You Should Smile More
38″ x 50″
Oil and Acrylic on Canvas
In this exhibition, I am showing the piece ‘You Should Smile More’. This piece is part of a series of paintings I did for a solo show called ‘Beautifully Apart’. In this series, I create actual still lives of open books of paintings of women from art history. Over the top of these paintings, I have collaged various body parts of women from advertisements. Most of the time in advertising especially advertising to women they target one flaw or one part of the body she should change to make herself better. Essentially reducing her to her parts or she is only worth the sum of her parts. All the titles for this body of work come from the various catcalls or sexist comments I have received over the years.
What draws you to your chosen medium, what do you love about it?
I start by collaging over oil paintings from art history with images of women from fashion magazines creating a new image and then working from that for the painting. The paintings start as charcoal drawings on canvas and then I do a gestural underpainting in acrylic. I oil paint over top of the acrylic painting as the final layer. I am constantly surprised by the possibilities of paint. At certain points, I feel I have mastered it and have found its limits, but I keep coming back because I’m constantly surprising myself with something I didn’t know it or I could do.

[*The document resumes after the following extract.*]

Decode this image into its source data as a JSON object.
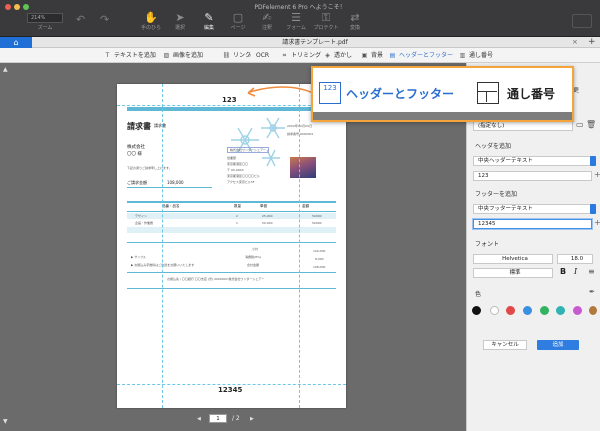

What inspires you to make art?
I spend a lot of time researching and looking at art history and specifically painting. I have always had an interest in why something is painted and in particular the way women are portrayed in history. I think a lot about why the artist chose to paint her in that pose or who this was made for or what clothing she is wearing or not wearing in most cases. Most paintings are a reflection of the time they were created but also mainly of the artist and the artist as a filter of those particular times. Through this research, I have noticed a lot of parallels between the times we are in and the paintings that existed back then. I also get inspiration from the portrayal of the female body in fashion and contemporary culture. The isolation of specific parts of the female body in advertising exists in both new and old images. I dissect both the old paintings and the new images of women together constructing my own figure or portrait.